Recipe for: BREAD (with many easy variations)
Ingredients:
- 400g
strong white (or other) flour + extra for shaping
- 1
tsp instant yeast, from a sachet
- 1
tsp fine salt
- 300ml
warm water
- Oil
for kneading
- Optional
extras: cubed cheddar, drained & chopped olives, any kind of herbs,
seeds – use your imagination
- Put
the flour, yeast, salt & any optional extras into a bowl
- pour
in the water & stir into a sticky mess
- cover
the bowl with a clean cloth & leave for 10 minutes
- lightly
oil your worktop & your hands.
Knead the dough for just 10 seconds & then return to the bowl
& cover again.
- do
this twice more at 10-minute intervals, then leave in the bowl for 45
minutes. During this time the dough
should rise a fair bit.
- clean
the worktop, then dust it with flour.
Flour your hands, then pat the dough into a rough oblong
- roll
the oblong up tightly & pinch each end to keep it neat
- place
the loaf seam-side down either on a floured baking-sheet, or in a floured
loaf-tin
- cover
with a cloth & leave to rise again for another 45 minutes. You can leave it longer, just as long as
the dough has risen
- flour
the top of the dough, then slash down the middle with a sharp knife
- bake
at 220C/ fan 200C/ 425F for 30-35 minutes.
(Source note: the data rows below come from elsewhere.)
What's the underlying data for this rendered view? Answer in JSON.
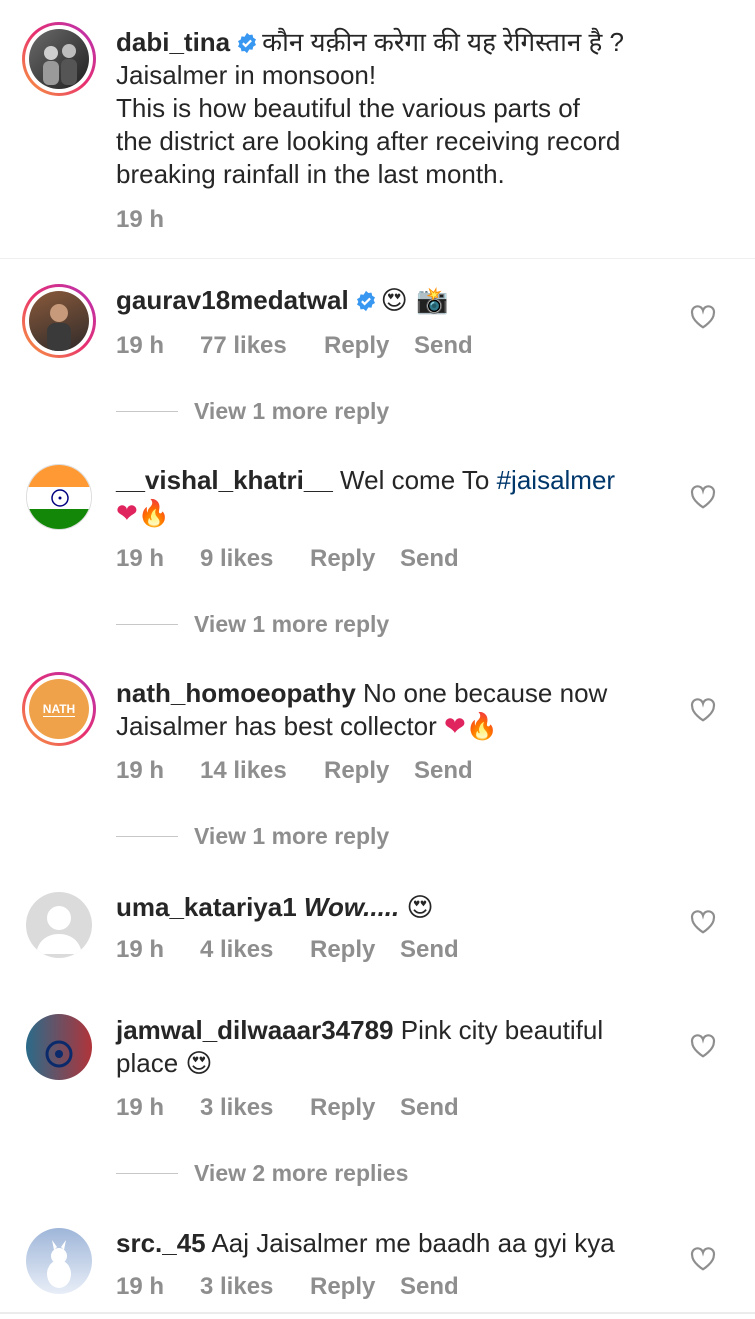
{
  "caption": {
    "username": "dabi_tina",
    "text_line1": "कौन यक़ीन करेगा की यह रेगिस्तान है ?",
    "text_line2": "Jaisalmer in monsoon!",
    "text_line3": "This is how beautiful the various parts of",
    "text_line4": "the district are looking after receiving record",
    "text_line5": "breaking rainfall in the last month.",
    "time": "19 h"
  },
  "labels": {
    "reply": "Reply",
    "send": "Send"
  },
  "comments": [
    {
      "username": "gaurav18medatwal",
      "text": "",
      "emoji": "😍 📸",
      "time": "19 h",
      "likes": "77 likes",
      "view_more": "View 1 more reply"
    },
    {
      "username": "__vishal_khatri__",
      "text": "Wel come To ",
      "hashtag": "#jaisalmer",
      "emoji": "❤🔥",
      "time": "19 h",
      "likes": "9 likes",
      "view_more": "View 1 more reply"
    },
    {
      "username": "nath_homoeopathy",
      "text_line1": "No one because now",
      "text_line2": "Jaisalmer has best collector ",
      "emoji": "❤🔥",
      "time": "19 h",
      "likes": "14 likes",
      "view_more": "View 1 more reply",
      "avatar_text": "NATH"
    },
    {
      "username": "uma_katariya1",
      "text": "Wow.....",
      "emoji": "😍",
      "time": "19 h",
      "likes": "4 likes"
    },
    {
      "username": "jamwal_dilwaaar34789",
      "text_line1": "Pink city beautiful",
      "text_line2": "place ",
      "emoji": "😍",
      "time": "19 h",
      "likes": "3 likes",
      "view_more": "View 2 more replies"
    },
    {
      "username": "src._45",
      "text": "Aaj Jaisalmer me baadh aa gyi kya",
      "time": "19 h",
      "likes": "3 likes"
    }
  ],
  "colors": {
    "hashtag": "#00376b",
    "verified": "#3897f0",
    "meta": "#8e8e8e",
    "heart": "#ed4956"
  }
}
The top should brown a little & the loaf should sound hollow if
tapped on the bottom
- turn
onto a wire rack to cool.
- I’ve
found that this basic recipe works with almost any kind of decent bread
flour, and virtually any variation of flavourings
- the
timings are approximate – longer gaps won’t do any harm at all
- when
the bread is cool, wrap in grease-proof paper & store in the bread bin
- it
won’t keep for ever. Eat it
quickly, for it will gradually dry out & get stale in about 3-4 days.